12. The apparatus of claim 11, wherein the first threshold value for the nth convolutional layer is a product of a norm mean of the nth convolutional layer, which is a mean of L2 norms of all feature maps of the nth convolutional layer, and a threshold coefficient.

13. The apparatus according to claim 11 or 12, wherein the determining subunit is further configured to determine whether the nth convolutional layer is a pruneable convolutional layer before the determining of the significant feature map and the non-significant feature map in the feature map set; and if the nth convolutional layer is a pruneable convolutional layer, determining an important feature map and a non-important feature map in the feature map set.

14. The apparatus of claim 13, wherein the computing subunit is further configured to compute the coefficients of variation of the L2 norms of all feature maps of the nth convolutional layer;

15. The apparatus according to any one of claims 10 to 14, wherein the processing unit is configured to set all features of the non-significant feature map to 0; and taking the non-important characteristic diagram and the important characteristic diagram after being set to 0 as the input of the next layer of the nth convolution layer.
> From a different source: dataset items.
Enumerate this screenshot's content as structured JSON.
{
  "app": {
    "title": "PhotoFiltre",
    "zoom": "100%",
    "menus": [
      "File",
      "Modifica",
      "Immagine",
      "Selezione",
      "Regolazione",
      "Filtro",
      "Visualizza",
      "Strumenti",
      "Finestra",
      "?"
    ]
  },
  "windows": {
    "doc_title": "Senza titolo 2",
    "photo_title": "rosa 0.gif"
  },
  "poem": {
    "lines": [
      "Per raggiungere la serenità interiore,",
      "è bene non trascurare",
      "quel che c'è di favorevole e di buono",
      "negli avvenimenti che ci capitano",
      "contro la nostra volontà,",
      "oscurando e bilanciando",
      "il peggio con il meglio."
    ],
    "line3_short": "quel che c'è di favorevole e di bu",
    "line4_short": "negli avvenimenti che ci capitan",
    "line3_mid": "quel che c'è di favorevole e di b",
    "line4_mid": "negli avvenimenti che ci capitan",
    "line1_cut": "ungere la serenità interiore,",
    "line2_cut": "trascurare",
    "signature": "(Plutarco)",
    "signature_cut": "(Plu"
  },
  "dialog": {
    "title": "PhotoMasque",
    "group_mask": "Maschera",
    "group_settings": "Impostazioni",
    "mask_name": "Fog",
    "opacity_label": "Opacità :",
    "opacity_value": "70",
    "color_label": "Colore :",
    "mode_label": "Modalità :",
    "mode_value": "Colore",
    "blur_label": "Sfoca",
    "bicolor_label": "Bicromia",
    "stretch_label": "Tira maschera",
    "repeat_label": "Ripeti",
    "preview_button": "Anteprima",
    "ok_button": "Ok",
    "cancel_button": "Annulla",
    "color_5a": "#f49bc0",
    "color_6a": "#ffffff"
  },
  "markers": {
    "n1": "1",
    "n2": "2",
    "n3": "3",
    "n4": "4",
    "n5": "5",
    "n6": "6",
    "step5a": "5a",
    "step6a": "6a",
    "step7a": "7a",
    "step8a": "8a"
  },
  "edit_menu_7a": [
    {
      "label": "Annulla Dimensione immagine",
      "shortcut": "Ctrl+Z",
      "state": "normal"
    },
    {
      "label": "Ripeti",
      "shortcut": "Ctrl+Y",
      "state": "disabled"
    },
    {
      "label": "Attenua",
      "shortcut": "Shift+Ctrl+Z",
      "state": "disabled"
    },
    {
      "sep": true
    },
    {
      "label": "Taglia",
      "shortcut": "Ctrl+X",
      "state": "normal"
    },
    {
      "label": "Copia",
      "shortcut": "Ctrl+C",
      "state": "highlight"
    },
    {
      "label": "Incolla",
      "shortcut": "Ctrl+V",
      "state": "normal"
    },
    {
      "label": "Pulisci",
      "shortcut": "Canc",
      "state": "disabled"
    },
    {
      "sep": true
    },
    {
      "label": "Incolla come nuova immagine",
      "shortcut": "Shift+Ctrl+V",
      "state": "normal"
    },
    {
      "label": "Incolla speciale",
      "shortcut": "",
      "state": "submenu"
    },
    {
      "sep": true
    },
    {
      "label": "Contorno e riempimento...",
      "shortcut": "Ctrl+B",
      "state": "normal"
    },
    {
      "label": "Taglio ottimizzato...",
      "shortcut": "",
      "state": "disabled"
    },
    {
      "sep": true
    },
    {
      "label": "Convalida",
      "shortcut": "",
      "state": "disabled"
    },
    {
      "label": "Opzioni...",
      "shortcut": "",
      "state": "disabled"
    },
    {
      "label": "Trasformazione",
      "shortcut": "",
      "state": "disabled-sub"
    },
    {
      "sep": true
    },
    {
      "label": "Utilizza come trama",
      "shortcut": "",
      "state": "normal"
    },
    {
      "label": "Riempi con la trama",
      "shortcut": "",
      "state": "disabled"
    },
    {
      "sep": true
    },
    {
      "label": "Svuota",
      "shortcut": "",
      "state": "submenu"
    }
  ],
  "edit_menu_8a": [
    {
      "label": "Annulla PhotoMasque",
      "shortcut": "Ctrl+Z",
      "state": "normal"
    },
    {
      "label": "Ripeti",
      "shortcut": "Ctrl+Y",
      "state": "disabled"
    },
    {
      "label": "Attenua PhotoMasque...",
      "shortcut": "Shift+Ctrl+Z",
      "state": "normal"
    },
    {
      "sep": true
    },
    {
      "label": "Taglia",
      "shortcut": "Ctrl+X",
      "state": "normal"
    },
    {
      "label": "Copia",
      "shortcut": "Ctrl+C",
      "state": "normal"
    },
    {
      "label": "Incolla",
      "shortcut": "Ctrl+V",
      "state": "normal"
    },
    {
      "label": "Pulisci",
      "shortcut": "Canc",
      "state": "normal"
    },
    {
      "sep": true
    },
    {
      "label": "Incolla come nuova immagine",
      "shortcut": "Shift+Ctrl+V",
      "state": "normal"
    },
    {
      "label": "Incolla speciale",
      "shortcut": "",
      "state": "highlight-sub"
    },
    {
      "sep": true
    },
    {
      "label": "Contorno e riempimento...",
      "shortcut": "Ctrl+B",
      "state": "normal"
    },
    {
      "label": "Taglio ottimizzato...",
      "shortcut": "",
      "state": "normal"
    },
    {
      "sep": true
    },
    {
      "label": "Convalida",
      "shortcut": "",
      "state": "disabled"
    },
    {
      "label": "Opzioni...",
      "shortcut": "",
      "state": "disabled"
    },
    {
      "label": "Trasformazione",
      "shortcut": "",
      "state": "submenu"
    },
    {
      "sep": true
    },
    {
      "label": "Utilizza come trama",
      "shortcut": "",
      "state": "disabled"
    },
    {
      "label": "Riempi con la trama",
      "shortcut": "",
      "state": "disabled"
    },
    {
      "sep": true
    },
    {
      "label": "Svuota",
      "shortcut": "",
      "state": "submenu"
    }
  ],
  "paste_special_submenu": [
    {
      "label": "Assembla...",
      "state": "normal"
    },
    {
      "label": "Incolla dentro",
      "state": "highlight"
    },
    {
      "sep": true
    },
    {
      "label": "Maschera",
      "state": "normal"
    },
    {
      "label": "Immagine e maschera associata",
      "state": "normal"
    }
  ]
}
16. The apparatus according to any of claims 10 to 14, wherein the processing unit is configured to filter out non-significant feature maps from the feature map set, and use the significant feature maps as input for a layer next to the nth convolutional layer.

17. The apparatus of any one of claims 10 to 16, further comprising:

18. The apparatus of claim 17, wherein the regularization term of L2,1 norm comprises a product of L2,1 norm and regularization coefficient, and the L2,1 norm is a sum of L2,1 norm of each sample, wherein L2,1 norm of a first sample is a sum of L2 norm of feature maps of all convolutional layers of the convolutional neural network after the first sample is input, and the first sample is any one of all samples.

19. A pruning device of a convolutional neural network is characterized by comprising a processor and a memory; the memory is used for storing software programs and modules, and the processor realizes the method according to any one of claims 1 to 9 by running or executing the software programs and/or modules stored in the memory.

20. A computer-readable storage medium for storing program code for execution by a processor, the program code comprising instructions for implementing the method of any one of claims 1 to 9.